Message 259718 - Python tracker (original) (raw)
Commas aren't legal characters in cookie keys, yet in Python 3.5, they're allowed:
bool(http.cookies._is_legal_key(',')) True
The issue lies in the use of _LegalChars constructing a regular expression.
"Some people, when confronted with a problem, think 'I know, I'll use regular expressions.' Now they have two problems."
The issue arises in this line:
_is_legal_key = re.compile('[%s]+' % _LegalChars).fullmatch
Which was added in 88e1151e8e0242 referencing .

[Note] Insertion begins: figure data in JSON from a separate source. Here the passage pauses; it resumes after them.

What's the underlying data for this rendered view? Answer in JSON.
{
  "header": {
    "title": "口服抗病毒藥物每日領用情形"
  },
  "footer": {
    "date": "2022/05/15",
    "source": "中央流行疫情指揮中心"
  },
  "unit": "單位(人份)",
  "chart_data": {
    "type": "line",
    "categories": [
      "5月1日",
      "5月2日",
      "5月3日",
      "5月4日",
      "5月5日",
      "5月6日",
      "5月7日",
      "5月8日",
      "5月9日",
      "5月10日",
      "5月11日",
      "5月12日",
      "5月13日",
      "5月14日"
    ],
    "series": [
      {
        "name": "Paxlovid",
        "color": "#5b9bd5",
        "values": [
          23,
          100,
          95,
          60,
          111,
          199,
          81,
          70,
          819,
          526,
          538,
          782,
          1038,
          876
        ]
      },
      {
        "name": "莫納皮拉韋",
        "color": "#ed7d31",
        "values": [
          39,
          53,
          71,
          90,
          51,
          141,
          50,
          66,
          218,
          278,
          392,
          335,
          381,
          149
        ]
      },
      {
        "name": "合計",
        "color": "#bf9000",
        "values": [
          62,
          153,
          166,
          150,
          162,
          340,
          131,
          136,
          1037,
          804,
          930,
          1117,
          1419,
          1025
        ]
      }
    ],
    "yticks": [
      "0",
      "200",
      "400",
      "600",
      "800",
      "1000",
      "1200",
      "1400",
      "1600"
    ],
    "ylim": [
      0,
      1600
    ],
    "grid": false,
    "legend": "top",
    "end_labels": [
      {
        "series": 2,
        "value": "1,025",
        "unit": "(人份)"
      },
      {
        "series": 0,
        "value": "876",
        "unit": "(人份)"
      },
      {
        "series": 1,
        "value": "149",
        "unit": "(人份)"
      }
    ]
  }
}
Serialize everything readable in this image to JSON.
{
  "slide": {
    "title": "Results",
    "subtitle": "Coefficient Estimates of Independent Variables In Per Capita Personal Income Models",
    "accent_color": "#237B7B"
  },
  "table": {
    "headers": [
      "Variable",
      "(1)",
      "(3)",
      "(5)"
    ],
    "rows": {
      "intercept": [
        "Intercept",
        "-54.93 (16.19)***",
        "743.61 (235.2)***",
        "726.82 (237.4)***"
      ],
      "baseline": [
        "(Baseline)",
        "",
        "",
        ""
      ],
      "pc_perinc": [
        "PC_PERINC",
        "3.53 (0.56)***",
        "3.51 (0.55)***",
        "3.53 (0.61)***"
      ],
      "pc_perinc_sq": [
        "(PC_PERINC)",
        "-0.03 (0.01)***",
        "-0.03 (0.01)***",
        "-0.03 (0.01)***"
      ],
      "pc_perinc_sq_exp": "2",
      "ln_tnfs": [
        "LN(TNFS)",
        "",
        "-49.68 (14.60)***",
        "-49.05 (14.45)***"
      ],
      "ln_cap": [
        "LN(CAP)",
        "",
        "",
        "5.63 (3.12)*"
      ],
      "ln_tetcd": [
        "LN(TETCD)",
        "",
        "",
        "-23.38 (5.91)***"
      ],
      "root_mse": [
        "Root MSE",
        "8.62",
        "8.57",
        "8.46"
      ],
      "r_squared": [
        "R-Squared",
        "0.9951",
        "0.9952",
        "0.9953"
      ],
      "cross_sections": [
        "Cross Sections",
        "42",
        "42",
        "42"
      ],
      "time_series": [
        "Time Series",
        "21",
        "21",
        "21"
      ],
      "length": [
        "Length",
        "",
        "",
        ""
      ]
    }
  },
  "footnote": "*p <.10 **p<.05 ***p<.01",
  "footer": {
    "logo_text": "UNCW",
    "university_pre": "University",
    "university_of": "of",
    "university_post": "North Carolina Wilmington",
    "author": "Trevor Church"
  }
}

The problem is that in a regular expression, and in a character class in particular, the '-' character has a special meaning if not the first character in the class, which is "span all characters between the leading and following characters". As a result, the pattern has the unintended effect of including the comma in the pattern:
http.cookies.is_legal_key.self re.compile("[abcdefghijklmnopqrstuvwxyzABCDEFGHIJKLMNOPQRSTUVWXYZ0123456789!#$%&'*+-.^`|~:]+") pattern = _ pattern.fullmatch(',') <_sre.SRE_Match object; span=(0, 1), match=','> ord('+') 43 ord('.') 46 ''.join(map(chr, range(43,47))) '+,-.'
That's how the comma creeped in.
This issue is the underlying cause of https://bitbucket.org/cherrypy/cherrypy/issues/1405/testcookies-fails-on-python-35 and possible other cookie-related bugs in Python.
While I jest about regular expressions, I like the implementation. It just needs to account for the extraneous comma, perhaps by escaping the dash:
_is_legal_key = re.compile('[%s]+' % _LegalChars.replace('-', '\-')).fullmatch
Also, regression tests for keys containing invalid characters should be added as well.